Even though no career path is absolutely immune to economic fluctuations, there are those that can weather the ups and downs much better than others. Rather than find yourself on the unemployment line the next time government officials take to the airwaves with poor economic news, it could pay to get into a career that’s a bit more secure for the long haul.
Certain factors indicate that a career can ride out a recession. These include jobs that are in high demand, ones that require special skills, positions that continue to provide goods and services despite what is going on in the economy, and jobs offered by stable companies.

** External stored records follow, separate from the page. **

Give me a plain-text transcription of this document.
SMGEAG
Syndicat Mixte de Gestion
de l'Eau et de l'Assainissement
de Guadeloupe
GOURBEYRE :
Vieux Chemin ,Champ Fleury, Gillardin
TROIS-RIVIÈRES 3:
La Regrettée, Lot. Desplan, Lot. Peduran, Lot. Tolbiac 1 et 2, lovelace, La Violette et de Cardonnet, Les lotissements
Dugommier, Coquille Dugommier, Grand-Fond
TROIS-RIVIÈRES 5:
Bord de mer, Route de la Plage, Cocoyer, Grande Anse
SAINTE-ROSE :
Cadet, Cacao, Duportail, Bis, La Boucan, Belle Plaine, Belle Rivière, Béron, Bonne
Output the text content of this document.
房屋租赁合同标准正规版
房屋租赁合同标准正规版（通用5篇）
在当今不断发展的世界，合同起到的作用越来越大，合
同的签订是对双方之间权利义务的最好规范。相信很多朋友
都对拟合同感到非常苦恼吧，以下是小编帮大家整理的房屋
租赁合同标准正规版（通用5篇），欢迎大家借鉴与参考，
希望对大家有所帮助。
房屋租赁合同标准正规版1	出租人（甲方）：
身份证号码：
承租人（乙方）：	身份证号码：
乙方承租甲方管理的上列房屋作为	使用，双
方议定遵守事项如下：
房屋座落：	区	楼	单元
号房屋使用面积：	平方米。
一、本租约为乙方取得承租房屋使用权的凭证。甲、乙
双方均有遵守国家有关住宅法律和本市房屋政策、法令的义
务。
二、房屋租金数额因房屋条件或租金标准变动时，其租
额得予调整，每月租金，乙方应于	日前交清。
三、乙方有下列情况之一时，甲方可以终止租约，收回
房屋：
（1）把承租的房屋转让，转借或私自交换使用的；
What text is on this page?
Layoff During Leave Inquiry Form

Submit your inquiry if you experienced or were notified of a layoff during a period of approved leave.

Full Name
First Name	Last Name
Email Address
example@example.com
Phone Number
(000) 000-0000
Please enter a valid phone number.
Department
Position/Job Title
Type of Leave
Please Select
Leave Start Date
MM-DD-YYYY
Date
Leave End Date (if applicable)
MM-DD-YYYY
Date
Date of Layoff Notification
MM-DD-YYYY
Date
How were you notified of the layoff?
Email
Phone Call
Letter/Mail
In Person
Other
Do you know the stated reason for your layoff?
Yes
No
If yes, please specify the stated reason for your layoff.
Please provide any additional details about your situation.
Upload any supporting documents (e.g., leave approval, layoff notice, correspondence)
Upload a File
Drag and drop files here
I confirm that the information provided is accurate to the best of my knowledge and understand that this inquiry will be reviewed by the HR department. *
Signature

Recent statistics indicate that occupations such as retail, transportation, manufacturing, and professional-type jobs are taking a hit in this economy. But others seem to take the punches and bounce back. The following jobs are ones you might want to consider in 2014. • Sales and marketing: An individual who makes or saves money for a company should be relatively secure in his or her position.
• Education: Where there are students, there will be a need for teachers and administration officials to populate the nation’s schools. • Healthcare and pharmaceuticals: It’s impossible to turn back the hands of time and the Fountain of Youth has yet to be found. As people grow older the demand for quality healthcare and the medications that keep them healthy will be needed. Think about a job as a physician’s assistant. Managed care companies look favorably on physician’s assistants (PAs) because they earn less than doctors, but still offer the same general care.
• Federal jobs: Few federal employees are let go, even during a recession. Government jobs generally lose employees only when employees leave and are not replaced. Federal jobs often feature steady periodic pay increases and good benefits, which make them attractive options for individuals looking for stability.
• Computers: It pays to know the inner workings of computers and be able to program software or manage databases. Complex systems that require distinct skills will not fall out of favor. • Environmental industries: The green movement isn’t going anywhere anytime soon, say experts. Now may be the time to jump on board in the environmental job of your choice. • Accounting: Thanks to ever-changing tax laws and codes, certified public accountants remain pretty steady during recessions.
• Financial planning: Aging Baby Boomers need advice on how to propagate their nest eggs, securing the jobs of financial planners. Additionally, folks in general are looking for ways to stretch the dollars they do have a bit further.